Ein ganz zentrales Thema ist meines Erachtens, die Diskrepanz zwischen Kunden- und Herstellererwartungen im Hinblick auf die Produktverfügbarkeit zu überbrücken. Viele Kunden haben von ihren Endkunden eine Sichtbarkeit von 2 bis 4 Wochen. Gleichzeitig sehen wir, dass bei vielen Herstellern die Lieferzeiten sehr stark steigen und die 8 bis 12 Wochen, die früher einmal üblich waren, nicht mehr machbar sind. Wir sehen auch, dass einige der großen Foundries anscheinend aktuell schon sehr gut gebucht sind für 2021. Die Halbleiter-Hersteller müssen harte Commitments eingehen, um die Kapazitäten zu reservieren. Und damit geht, wie gesagt, die Schere zwischen langen Lieferzeiten und wenig Sichtbarkeit auf. Das wird sicher ein Thema sein, mit dem wir uns auseinandersetzen müssen.

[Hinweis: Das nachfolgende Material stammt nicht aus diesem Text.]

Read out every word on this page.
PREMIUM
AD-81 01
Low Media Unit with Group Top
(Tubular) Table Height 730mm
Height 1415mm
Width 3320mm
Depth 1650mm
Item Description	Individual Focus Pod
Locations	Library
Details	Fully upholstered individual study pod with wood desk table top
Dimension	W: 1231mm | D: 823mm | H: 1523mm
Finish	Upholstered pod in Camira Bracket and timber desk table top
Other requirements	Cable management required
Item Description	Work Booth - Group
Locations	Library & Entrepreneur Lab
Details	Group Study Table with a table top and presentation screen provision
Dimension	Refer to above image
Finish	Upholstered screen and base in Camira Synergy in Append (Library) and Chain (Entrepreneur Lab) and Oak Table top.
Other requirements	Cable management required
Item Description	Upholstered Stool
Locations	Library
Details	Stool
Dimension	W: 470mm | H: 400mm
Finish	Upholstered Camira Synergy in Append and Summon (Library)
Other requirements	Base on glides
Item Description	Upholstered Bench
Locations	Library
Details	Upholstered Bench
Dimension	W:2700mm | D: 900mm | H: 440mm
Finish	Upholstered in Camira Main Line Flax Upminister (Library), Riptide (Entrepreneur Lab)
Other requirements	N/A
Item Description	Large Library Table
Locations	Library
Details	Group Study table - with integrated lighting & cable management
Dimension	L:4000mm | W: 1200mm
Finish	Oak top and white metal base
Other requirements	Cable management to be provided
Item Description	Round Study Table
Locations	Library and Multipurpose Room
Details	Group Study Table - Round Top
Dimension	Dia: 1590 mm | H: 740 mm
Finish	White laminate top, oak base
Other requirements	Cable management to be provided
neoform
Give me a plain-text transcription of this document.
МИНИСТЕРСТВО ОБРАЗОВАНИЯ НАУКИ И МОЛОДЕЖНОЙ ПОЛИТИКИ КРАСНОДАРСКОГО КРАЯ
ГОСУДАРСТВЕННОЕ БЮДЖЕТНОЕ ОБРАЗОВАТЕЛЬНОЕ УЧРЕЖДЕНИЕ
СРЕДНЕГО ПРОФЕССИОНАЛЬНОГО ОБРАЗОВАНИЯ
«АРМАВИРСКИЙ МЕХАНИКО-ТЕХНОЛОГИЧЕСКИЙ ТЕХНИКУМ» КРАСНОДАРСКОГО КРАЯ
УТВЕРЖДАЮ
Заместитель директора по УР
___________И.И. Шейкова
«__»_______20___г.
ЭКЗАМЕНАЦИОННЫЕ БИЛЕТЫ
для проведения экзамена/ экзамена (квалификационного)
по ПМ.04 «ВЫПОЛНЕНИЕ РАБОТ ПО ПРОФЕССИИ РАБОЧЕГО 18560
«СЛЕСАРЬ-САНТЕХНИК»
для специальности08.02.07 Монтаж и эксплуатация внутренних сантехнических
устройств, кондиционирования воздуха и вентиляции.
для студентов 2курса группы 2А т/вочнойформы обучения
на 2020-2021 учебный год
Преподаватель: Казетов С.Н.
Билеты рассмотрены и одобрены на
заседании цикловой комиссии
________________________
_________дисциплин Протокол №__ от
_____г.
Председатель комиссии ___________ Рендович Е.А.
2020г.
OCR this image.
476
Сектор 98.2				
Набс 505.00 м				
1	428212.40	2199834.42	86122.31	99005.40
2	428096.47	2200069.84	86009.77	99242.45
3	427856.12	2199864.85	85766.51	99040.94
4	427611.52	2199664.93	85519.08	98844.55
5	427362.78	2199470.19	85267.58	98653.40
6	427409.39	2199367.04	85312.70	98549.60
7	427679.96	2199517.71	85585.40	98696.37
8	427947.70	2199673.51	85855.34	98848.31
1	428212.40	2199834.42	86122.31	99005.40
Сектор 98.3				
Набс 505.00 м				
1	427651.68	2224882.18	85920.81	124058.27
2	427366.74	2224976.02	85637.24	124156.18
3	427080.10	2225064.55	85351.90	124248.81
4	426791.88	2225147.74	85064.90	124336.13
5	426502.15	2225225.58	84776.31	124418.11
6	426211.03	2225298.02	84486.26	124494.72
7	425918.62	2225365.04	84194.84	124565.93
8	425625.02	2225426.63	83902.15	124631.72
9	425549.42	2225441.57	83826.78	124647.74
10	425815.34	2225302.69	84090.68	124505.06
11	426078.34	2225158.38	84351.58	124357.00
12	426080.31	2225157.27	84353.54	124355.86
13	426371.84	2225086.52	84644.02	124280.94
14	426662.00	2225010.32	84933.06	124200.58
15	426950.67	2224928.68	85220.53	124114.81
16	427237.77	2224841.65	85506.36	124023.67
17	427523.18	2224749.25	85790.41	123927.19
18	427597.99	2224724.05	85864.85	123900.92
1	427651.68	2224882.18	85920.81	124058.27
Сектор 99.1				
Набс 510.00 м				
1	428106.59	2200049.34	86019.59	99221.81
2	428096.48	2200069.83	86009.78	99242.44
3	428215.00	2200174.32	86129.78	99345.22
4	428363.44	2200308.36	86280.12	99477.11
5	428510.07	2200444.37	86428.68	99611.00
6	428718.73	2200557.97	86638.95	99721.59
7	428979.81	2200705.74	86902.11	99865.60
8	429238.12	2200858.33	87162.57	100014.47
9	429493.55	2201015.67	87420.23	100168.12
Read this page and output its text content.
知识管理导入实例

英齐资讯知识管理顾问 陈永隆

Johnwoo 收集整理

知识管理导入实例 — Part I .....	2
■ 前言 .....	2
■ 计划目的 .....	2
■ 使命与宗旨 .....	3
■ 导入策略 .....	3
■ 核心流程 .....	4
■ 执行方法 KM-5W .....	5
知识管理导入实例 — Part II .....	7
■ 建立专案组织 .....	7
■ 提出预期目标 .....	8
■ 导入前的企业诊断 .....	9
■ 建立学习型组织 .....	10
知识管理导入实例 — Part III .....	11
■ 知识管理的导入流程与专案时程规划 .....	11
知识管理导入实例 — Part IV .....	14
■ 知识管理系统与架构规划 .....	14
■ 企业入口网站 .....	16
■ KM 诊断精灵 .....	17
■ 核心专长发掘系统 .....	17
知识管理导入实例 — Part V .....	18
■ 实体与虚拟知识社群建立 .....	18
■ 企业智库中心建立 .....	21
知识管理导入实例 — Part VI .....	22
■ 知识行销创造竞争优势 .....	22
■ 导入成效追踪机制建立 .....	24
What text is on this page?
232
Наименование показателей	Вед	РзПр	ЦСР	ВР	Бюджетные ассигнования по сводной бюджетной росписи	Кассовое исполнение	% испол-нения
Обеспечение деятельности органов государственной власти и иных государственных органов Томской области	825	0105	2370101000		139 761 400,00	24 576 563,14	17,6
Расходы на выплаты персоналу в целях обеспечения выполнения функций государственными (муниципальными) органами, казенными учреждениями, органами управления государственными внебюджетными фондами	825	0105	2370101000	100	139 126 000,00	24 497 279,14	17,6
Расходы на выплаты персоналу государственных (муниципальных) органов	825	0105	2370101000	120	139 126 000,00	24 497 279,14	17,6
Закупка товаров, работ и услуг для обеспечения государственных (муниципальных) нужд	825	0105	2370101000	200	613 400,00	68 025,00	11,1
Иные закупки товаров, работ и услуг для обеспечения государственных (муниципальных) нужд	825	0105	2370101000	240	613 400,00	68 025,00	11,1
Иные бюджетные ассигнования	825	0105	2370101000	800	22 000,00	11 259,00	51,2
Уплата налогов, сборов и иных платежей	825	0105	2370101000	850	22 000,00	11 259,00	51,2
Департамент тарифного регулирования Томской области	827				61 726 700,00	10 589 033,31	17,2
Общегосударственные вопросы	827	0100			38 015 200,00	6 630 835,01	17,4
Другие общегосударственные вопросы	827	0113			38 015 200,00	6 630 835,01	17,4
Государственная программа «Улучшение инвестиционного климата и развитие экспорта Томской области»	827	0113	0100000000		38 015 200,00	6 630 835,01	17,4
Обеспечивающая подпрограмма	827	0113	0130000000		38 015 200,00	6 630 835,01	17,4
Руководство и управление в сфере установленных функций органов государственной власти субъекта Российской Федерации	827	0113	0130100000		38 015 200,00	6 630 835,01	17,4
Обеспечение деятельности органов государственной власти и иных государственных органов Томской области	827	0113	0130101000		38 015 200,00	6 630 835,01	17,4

Ich gehe davon aus, dass wir 2021 an einigen Stellen Allokation haben werden. Zudem laufen in vielen Staaten im ersten Quartal die Corona-bedingten Unterstützungsmaßnahmen für Unternehmen aus. Das heißt, dass bei einigen Kunden die ohnehin schon fragile Liquidität vollends an die Grenze kommen wird. Das müssen wir genau beobachten.

Eine weitere Herausforderung ist der technische Support über virtuelle Medien: Das funktioniert in einigen Bereichen sehr gut, aber sobald man in einem Labor anwesend sein muss, um den Kunden zu unterstützen, speziell bei Analog- und Power-Technologien, ist das deutlich schwieriger. Da gibt es sicher noch Bereiche, wo wir dem Kunden stärker helfen müssen.

Und nochmal zurück zum Thema Homeoffice: Das wird sich in vielen Ländern noch über einige Monate hinziehen. Gleichzeitig nehmen wir bei den Menschen inzwischen eine gewisse Erschöpfung wahr. Die Situation zieht Energie bei uns, den Kunden und den Herstellern. Wir müssen uns darüber im Klaren sein, dass wir bei den Mitarbeitern Energie freisetzen müssen, um der Situation bestmöglich zu begegnen.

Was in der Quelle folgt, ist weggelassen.